EXPERTS RALLY BEHIND DOH DATA INTEGRITY AIM, Ateneo data scientists affirm validity of findings

Press Release/ 14 May 2020

With the easing of the quarantine across the nation presenting a new chapter in the Philippines’ fight against COVID-19, local experts have rallied behind the Department of Health (DOH) to affirm the government’s decision-making process through sound reporting of data.

According to data scientists Dr. Reena Estuar of the Ateneo de Manila University and Dr. Maya Herrera of the Asian Institute of Management (AIM), as the country is battling a new virus, data is not always guaranteed with 100% accuracy. In a media forum this morning, both described how the DOH goes through a rigorous process in ensuring data accuracy in the reporting of COVID cases.

“We validate the data before we use it, and the data that does not pass, we give them back to the data source,” said Herrera, an actuary, who clarified that data integrity is managed at the point of entry. “But this is only the beginning of an exhaustive process. Data is validated again before it is used for analysis,” she said.

Herrera cautioned that errors can occur at many points- from capture to transmission. Even sophisticated data collection systems in large private organizations require data validation. This, however, does not taint the overall interpretation of data. She said, “When you find a conflict or any questionable information, you bring it back (to the data owners), so you can correct the data. But you can use the remaining validated data. So, if there’s a 1% error, then you have 99% of the data that's correct. Then you run tests to check whether the remaining data is acceptable for your analysis.”

Herrera is a Professor of strategy and finance from AIM and a fully qualified actuary with decades of experience in statistics and data analytics, particularly on health data. She heads a team of volunteers from AIM and the University of the Philippines College of Medicine that, among other activities, helps the FASSSTER team with forecasting health logistics requirements for the Covid-19 response.

Meanwhile, Estuar reported that data collection is crucial and has become a challenge in terms of reporting on the cases. According to her, one of the challenges is the slowing down of encoding as the number of cases rise. To address this, the data collection system has been automated to eliminate errors in data entry before it is transmitted to the national agency. Local Government Units are also being encouraged to invest in data encoders that can assist in data entry of case reports.

Estuar is the project leader of FASSSTER or the Feasibility Analysis of Syndromic Surveillance using Spatio-Temporal Epidemiological Modeler for Early Detection of Diseases. It is a web and mobile application for disease modeling and surveillance developed by the Ateneo de Manila University. Originally designed for creating predictive models and

visualizing possible scenarios of outbreaks of dengue, typhoid fever, and measles, this technology has been adapted to analyze with COVID-19 data.

Certain practices in the data collection must be taken into account. Estuar explained that the challenge of real-time data is disclosing it to the public in a timely manner, while at the same time constantly validating at the entry point. “Do we relax the data entry, or do we restrict? It’s a balance that needs to be considered,” she said.

Estuar also stressed that strict measures are taken to ensure the integrity of data. “We make sure we show the accuracy of numbers every day,” she said. In doing this, they immediately assess which parts of the data needs to be reviewed at the local level, these are in the cities and municipalities. This level of granularity allows for the models to update every day. A validity and reliability scoring process is also done to increase confidence in data that will be used for decision making.

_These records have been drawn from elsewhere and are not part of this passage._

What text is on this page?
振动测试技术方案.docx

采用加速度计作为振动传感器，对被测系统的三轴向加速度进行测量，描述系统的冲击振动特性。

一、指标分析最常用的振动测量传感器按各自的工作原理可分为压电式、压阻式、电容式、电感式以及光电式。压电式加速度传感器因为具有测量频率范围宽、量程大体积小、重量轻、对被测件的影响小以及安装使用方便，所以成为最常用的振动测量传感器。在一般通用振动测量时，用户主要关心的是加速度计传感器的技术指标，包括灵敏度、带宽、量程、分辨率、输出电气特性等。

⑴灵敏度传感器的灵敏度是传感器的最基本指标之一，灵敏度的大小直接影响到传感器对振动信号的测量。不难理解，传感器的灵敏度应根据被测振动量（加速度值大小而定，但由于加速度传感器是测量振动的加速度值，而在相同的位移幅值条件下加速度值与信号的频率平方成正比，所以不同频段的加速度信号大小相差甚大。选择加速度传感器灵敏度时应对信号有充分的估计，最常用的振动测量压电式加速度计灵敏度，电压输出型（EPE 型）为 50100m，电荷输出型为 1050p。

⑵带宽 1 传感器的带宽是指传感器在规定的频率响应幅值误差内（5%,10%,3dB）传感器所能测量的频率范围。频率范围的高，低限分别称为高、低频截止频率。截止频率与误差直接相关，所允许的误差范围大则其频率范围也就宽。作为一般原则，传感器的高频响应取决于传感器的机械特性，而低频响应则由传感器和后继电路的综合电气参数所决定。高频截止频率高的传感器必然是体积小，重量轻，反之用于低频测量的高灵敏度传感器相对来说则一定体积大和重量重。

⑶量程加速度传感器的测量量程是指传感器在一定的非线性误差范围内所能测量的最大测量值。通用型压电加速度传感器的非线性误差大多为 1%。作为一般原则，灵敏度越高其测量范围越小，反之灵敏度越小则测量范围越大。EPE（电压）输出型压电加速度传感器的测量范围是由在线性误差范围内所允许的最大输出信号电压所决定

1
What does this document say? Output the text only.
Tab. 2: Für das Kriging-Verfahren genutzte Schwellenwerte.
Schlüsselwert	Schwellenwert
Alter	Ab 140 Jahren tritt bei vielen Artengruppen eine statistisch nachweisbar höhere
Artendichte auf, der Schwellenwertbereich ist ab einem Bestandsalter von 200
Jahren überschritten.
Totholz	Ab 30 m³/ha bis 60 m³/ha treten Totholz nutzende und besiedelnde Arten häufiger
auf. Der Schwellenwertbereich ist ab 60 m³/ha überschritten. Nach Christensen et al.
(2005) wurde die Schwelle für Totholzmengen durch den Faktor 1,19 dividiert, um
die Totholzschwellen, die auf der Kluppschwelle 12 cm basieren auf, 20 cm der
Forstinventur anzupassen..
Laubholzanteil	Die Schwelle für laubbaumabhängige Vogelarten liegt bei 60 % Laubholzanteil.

Herrera supports Estuar’s pronouncement, saying that data science is an iterative process. "When we get more data, we get more discoveries for science. We are learning, we discover new things," Herrera added.

In a recent Beat COVID-19 Virtual Presser, DOH Usec. Maria Rosario Vergeire stressed confidence in the data as the science behind it is a collaboration among credible institutions including Thinking Machines Data Science, Inc.

Both Herrera and Estuar encourage the public to check out the DOH tracker which is available to the public. “I recommend the public look at the DOH tracker because it provides good information on the everyday output of the activities in relation to COVID. Also look at global reports because we also reference and benchmark. There are several sources of data that is used to make informed decisions and we try to provide our planners with a platform that will allow them to have a wholistic approach to this pandemic.” Estuar concluded.